Method that plots output of SNN layers.

Parameters:
  • spk_rec (List[np.array]) -- List of spike trains of SNN layers.

  • mem_rec (List[np.array]) -- List of membrane potential of SNN layers.

  • mem (torch.Tensor) -- SNN output.

  • x_data (torch.Tensor) -- SNN input.

  • y_data (torch.Tensor) -- SNN target output.

  • output (List[torch.Tensor]) -- SNN intermediate output if use_intermediate_output parameter is True.

  • plot_hidden (bool) -- Boolean that indicates weather to plot output of hidden layers.

  • z_max (Optional[int]) -- Maximum number of channels if input has 3 dimensions.

  • scatter_plot (bool) -- Boolean that indicates weather to use scatter function.

  • imshow (bool) -- Boolean that indicates weather to use imshow function.

  • data_idx (int) -- Data index.

  • experiment (Optional[Experiment]) -- Comet ML experiment instance.

  • epoch (int) -- Training iteration.

  • show_flag (bool) -- Boolean that indicates weather to show figure.

plot_spectrogram(coefficients: ndarray, transform_name: str | None = 'log_power', z_max: int | None = 64, channel_idx: bool = False, collated: bool = False, experiment: Experiment | None = None, epoch: int | None = None, signal_type: str | None = None, epsilon: float = 1e-08, cmap: str = 'turbo', vmax: float | None = None, vmin: float | None = None, plot_title: str = 'Spectrogram (dB)', show_flag: bool = True, fig_dir: str | None = None, fig_format: str = 'jpg') None#

Method that plots the STFT magnitude.

Parameters:
  • coefficients (np.ndarray) -- A numpy array of STFT magnitude coefficients.

  • transform_name (Optional[str]) -- Transform function name.

  • z_max (Optional[int]) -- Maximum number of channels if input has 3 dimensions.

  • channel_idx (int) -- Boolean that indicates weather to show channel index.

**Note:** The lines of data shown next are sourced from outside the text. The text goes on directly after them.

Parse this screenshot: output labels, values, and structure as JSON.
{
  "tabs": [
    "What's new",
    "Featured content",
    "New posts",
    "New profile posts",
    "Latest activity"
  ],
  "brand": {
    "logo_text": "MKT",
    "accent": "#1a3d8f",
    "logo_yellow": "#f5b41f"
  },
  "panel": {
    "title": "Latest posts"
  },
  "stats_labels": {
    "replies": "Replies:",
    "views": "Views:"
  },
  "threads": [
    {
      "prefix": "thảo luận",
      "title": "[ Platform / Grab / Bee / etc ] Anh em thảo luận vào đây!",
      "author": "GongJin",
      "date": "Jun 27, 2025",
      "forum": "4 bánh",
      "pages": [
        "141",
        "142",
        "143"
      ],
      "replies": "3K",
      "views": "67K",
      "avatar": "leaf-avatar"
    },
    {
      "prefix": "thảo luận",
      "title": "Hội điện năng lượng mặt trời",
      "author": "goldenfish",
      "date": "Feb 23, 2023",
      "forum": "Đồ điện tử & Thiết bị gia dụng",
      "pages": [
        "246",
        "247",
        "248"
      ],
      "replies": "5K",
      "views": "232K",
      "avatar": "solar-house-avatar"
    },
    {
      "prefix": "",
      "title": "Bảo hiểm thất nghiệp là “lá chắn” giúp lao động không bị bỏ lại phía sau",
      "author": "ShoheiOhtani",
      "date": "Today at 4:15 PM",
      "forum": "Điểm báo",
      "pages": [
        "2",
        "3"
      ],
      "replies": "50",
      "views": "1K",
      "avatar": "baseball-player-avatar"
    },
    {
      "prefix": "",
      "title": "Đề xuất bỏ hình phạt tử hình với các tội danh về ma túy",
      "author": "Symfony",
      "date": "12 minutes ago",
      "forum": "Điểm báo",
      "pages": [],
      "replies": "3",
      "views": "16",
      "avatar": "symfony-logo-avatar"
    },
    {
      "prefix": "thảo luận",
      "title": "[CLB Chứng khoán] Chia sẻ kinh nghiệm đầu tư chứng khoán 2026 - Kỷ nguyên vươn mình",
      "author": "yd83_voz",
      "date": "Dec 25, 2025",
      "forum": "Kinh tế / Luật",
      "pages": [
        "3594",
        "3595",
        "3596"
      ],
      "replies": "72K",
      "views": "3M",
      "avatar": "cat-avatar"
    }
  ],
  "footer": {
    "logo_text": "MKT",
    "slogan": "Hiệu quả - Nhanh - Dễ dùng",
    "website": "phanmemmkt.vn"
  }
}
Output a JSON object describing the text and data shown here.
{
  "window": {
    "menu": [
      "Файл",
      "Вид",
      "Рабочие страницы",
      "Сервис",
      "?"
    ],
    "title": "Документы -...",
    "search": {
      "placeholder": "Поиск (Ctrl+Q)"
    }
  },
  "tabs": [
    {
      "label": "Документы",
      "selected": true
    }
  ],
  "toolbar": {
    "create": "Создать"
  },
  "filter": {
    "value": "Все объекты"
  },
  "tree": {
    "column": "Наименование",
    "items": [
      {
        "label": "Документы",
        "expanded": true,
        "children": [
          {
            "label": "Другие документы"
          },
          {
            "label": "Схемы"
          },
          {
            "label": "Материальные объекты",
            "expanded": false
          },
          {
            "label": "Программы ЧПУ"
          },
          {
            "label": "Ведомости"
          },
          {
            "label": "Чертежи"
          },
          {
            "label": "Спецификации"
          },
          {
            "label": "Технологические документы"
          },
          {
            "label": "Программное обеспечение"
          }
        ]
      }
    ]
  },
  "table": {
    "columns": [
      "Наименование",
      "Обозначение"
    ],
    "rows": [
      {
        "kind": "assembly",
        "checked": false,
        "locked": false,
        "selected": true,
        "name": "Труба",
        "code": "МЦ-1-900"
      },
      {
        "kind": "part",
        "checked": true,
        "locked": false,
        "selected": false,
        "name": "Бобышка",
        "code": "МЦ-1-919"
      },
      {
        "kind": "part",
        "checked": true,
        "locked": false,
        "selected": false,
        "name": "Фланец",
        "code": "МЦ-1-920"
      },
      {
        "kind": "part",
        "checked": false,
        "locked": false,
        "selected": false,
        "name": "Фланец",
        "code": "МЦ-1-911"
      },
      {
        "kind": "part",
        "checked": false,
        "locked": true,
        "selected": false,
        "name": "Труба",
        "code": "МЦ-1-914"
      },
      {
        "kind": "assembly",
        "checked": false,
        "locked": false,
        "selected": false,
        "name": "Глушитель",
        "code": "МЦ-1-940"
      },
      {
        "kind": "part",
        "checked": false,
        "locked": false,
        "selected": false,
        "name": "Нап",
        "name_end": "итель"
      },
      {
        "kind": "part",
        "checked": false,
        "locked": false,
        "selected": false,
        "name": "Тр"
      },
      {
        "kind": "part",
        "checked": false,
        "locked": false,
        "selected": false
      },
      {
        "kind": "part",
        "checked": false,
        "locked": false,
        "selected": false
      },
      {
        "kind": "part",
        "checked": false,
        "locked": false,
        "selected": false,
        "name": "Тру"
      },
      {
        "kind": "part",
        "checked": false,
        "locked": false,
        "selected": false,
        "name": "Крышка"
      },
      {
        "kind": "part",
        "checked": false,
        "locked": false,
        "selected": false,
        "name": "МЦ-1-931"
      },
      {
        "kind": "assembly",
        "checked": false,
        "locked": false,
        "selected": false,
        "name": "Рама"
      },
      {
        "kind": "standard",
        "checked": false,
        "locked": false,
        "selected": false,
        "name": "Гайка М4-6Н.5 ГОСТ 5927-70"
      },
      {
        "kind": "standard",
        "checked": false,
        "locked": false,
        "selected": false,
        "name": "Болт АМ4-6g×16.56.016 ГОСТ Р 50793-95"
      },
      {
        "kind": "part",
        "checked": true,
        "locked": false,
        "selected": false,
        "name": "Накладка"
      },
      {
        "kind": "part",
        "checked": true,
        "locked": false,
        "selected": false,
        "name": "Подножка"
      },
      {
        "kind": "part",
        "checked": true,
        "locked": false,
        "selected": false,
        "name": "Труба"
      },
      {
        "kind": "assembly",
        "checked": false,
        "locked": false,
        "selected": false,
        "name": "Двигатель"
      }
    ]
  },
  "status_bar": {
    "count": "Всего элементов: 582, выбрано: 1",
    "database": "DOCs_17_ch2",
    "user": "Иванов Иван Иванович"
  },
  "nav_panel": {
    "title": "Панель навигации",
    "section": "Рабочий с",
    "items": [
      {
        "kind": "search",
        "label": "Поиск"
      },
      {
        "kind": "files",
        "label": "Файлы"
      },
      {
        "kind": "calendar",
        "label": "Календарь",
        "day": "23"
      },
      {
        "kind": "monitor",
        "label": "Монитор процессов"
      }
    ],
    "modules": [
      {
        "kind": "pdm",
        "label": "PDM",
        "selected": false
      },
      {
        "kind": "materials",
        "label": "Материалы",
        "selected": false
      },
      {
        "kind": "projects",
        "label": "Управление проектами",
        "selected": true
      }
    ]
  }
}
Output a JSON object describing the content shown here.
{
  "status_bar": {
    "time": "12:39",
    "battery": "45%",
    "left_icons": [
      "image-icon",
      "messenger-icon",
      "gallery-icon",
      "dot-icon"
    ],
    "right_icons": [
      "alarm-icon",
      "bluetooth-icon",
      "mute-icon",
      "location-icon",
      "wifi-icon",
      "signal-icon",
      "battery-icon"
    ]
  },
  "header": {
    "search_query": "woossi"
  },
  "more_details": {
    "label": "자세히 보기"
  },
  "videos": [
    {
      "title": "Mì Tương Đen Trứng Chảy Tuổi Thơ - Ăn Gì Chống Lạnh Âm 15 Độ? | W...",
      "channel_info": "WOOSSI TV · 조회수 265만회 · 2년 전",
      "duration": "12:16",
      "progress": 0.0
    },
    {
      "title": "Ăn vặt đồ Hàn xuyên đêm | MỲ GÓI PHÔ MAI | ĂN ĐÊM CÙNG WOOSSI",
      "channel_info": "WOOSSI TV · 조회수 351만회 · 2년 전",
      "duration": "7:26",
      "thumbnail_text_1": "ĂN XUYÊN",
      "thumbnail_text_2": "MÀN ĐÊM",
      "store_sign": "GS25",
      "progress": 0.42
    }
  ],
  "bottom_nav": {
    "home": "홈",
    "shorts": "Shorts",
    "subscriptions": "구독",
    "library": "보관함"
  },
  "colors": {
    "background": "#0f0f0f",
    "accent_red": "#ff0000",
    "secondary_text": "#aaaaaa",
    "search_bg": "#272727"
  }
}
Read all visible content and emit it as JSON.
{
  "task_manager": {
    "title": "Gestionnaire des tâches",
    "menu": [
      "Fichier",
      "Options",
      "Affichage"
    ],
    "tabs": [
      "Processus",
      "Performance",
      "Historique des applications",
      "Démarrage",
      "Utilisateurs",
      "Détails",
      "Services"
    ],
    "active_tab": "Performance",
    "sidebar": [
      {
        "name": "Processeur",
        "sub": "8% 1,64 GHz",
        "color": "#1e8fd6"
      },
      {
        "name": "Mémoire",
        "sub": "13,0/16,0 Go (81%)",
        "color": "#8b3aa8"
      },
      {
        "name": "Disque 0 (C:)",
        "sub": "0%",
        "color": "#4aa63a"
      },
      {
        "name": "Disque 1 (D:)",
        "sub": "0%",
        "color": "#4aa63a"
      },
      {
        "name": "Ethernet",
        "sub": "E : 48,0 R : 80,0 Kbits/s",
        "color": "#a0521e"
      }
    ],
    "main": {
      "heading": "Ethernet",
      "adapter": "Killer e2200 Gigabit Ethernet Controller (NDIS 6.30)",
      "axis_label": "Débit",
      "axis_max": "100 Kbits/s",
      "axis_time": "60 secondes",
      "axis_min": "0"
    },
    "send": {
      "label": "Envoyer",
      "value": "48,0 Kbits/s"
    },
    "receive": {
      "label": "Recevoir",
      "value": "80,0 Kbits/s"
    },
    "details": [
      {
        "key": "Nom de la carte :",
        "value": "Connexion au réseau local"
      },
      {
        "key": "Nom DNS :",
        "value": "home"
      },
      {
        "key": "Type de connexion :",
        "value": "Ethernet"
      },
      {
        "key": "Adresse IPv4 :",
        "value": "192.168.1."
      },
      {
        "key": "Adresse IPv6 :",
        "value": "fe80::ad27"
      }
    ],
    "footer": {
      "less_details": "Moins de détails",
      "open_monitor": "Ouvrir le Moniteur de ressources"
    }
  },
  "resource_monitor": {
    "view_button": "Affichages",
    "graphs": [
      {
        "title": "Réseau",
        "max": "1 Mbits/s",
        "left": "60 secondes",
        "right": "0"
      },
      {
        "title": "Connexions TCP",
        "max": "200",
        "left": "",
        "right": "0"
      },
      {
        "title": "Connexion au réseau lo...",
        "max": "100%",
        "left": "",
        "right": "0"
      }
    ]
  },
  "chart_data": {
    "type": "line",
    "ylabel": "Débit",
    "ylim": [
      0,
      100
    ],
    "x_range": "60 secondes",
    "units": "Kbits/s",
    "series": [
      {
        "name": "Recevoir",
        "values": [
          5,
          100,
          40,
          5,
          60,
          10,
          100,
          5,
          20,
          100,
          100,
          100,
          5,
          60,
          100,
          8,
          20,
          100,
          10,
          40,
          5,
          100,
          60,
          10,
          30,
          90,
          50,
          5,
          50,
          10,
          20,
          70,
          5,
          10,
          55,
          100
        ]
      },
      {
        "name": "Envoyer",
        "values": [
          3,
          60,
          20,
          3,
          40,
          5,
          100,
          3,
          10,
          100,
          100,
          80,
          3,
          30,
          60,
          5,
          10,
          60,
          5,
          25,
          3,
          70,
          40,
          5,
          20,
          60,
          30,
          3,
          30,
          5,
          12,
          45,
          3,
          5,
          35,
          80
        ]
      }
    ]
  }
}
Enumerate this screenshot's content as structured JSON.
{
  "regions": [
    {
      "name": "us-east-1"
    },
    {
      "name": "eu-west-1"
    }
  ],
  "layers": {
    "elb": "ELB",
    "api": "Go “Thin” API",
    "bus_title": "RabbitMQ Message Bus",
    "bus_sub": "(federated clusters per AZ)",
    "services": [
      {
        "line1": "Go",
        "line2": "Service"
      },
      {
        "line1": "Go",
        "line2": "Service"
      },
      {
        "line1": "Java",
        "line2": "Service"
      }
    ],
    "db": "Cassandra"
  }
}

  • collated (bool) -- Boolean that indicates weather to collate multiple figures.

  • experiment (Optional[Experiment]) -- Comet ML experiment instance.

  • epoch (int) -- Training iteration.

  • signal_type (str) -- Signal type.

  • epsilon (float) -- A small value to avoid computation error.

  • cmap (str) -- Colormap.

  • vmax (Optional[float]) -- Maximum value of figure data range.

  • vmin (Optional[float]) -- Minimum value of figure data range.

  • plot_title (str) -- Plot title.

  • show_flag (bool) -- Boolean that indicates weather to show figure.

  • fig_dir (Optional[str]) -- Path to save figure.

  • fig_format (str) -- Format for figure saving.